Like lookup_sequence_data but return a hash mapping md5 => sequence data.

retrieve_protein_features_in_genomes

Looks up and returns all protein features from the genome.

Unique proteins by MD5 checksum are written to $fasta_file and a mapping from MD5 checksum to list of feature IDs is written to $id_map_file.

compute_reference_pin

my @fids = $api->compute_reference_pin($focus_peg, $n_genomes, $distance_class)

Compute a pin for the given $focus_peg from the PATRIC reference database.

  • focus_peg

The feature ID to pin from.

  • pin_size

Number of features to return in the pin.

  • distribution_mode

A string denoting the distribution of returned genomes based on their computed similarity. Values are “top”, “spread_unique”, “spread_proportional”.

find_protein_in_genome_by_product

my $aa_seq = $d->find_protein_in_genome_by_product($genome_id, $product_name)

Look for a protein with the given product in the given genome.

get_pin

my $pin = $d->get_pin($fid, $family_type, $max_size, $genome_filter);

expand_fids_to_pin

my $pin = $d->expand_fids_to_pin($fid_list);

Given a list of fids, expand with data from the API.

compute_pin_alignment

my $enhanced_pin = $d->compute_pin_alignment($pin, $n_genomes, $truncation_mechanism)

Given a basic pin, compute the BLAST similarities between the first member and the rest, order the pin by the similarities, and truncate to the desired size. The truncation mechanism may either be ‘best_match’ in which case the best N matches are kept, or ‘stratify’ in which case N matches stratified through the list are kept.

Each element in $pin is a hash with the following keys:

patric_id Feature ID aa_sequence Amino acid sequence for the protein

get_taxon_metadata

my $md = get_taxon_metadata($taxon_id)

Compute basic taxon metadat for a given $taxon_id. Returns a hash with keys domain, taxon_name, taxon_id, genetic_code, taxon_lineage.

gto_of

my $gto = $d->gto_of($genomeID);

Return a GenomeTypeObject for the specified genome.

  • genomeID

ID of the source genome.

  • RETURN

Returns a blessed GenomeTypeObject for the genome, or undef if the genome was not found.

fasta_of

my $triples = $d->fasta_of($genomeID);

Return a set of contig triples for the specified genome.

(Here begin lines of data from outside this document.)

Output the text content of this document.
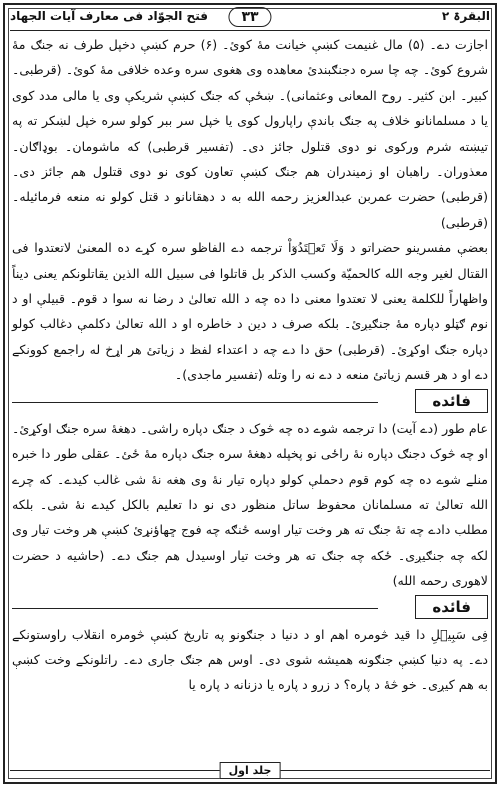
فتح الجوّاد فی معارف آیات الجهاد	۳۳	البقرۃ ۲

اجازت دے۔ (۵) مال غنیمت کښې خیانت مهٔ کوئ۔ (۶) حرم کښې دخپل طرف نه جنګ مهٔ شروع کوئ۔ چه چا سره دجنګبندئ معاهده وی هغوی سره وعده خلافی مهٔ کوئ۔ (قرطبی۔ کبیر۔ ابن کثیر۔ روح المعانی وعثمانی)۔ ښځې که جنګ کښې شریکې وی یا مالی مدد کوی یا د مسلمانانو خلاف په جنګ باندې راپارول کوی یا خپل سر ببر کولو سره خپل لښکر ته په تیښته شرم ورکوی نو دوی قتلول جائز دی۔ (تفسیر قرطبی) که ماشومان۔ بوډاګان۔ معذوران۔ راهبان او زمیندران هم جنګ کښې تعاون کوی نو دوی قتلول هم جائز دی۔ (قرطبی) حضرت عمربن عبدالعزیز رحمه الله به د دهقانانو د قتل کولو نه منعه فرمائیله۔ (قرطبی)

بعضې مفسرینو حضراتو د وَلَا تَعۡتَدُوٓاْ ترجمه دے الفاظو سره کړے ده المعنیٰ لاتعتدوا فی القتال لغیر وجه الله کالحمیّة وکسب الذکر بل قاتلوا فی سبیل الله الذین یقاتلونکم یعنی دیناً واظهاراً للکلمة یعنی لا تعتدوا معنی دا ده چه د الله تعالیٰ د رضا نه سوا د قوم۔ قبیلې او د نوم ګټلو دپاره مهٔ جنګیږئ۔ بلکه صرف د دین د خاطره او د الله تعالیٰ دکلمې دغالب کولو دپاره جنګ اوکړئ۔ (قرطبی) حق دا دے چه د اعتداء لفظ د زیاتئ هر اړخ له راجمع کوونکے دے او د هر قسم زیاتئ منعه د دے نه را وتله (تفسیر ماجدی)۔

فائده

عام طور (دے آیت) دا ترجمه شوے ده چه څوک د جنګ دپاره راشی۔ دهغهٔ سره جنګ اوکړئ۔ او چه څوک دجنګ دپاره نهٔ راځی نو پخپله دهغهٔ سره جنګ دپاره مهٔ ځئ۔ عقلی طور دا خبره منلے شوے ده چه کوم قوم دحملې کولو دپاره تیار نهٔ وی هغه نهٔ شی غالب کیدے۔ که چرے الله تعالیٰ ته مسلمانان محفوظ ساتل منظور دی نو دا تعلیم بالکل کیدے نهٔ شی۔ بلکه مطلب دادے چه تهٔ جنګ ته هر وخت تیار اوسه ځنګه چه فوج ڇهاؤنړئ کښې هر وخت تیار وی لکه چه جنګیږی۔ ځکه چه جنګ ته هر وخت تیار اوسیدل هم جنګ دے۔ (حاشیه د حضرت لاهوری رحمه الله)

فائده

فِی سَبِیۡلِ دا قید څومره اهم او د دنیا د جنګونو په تاریخ کښې څومره انقلاب راوستونکے دے۔ په دنیا کښې جنګونه همیشه شوی دی۔ اوس هم جنګ جاری دے۔ راتلونکے وخت کښې به هم کیږی۔ خو څهٔ د پاره؟ د زرو د پاره یا دزنانه د پاره یا

جلد اول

Each triple is [id, comment, sequence].

  • genomeID

ID of the source genome.

  • RETURN

Returns a reference to a list of 3-tuples, one per contig in the genome. Each tuple consists of (0) an ID, (1) an empty string (comment), and (2) the contig DNA sequence.

debug_on

$p3->debug_on($logH);

Turn on debugging to the specified log file.

  • logH

Open file handle for debug messages.

_log

$p3->_log($message);

Write the specified message to the log file (if any). If there has been no prior call to debug_on nothing will happen.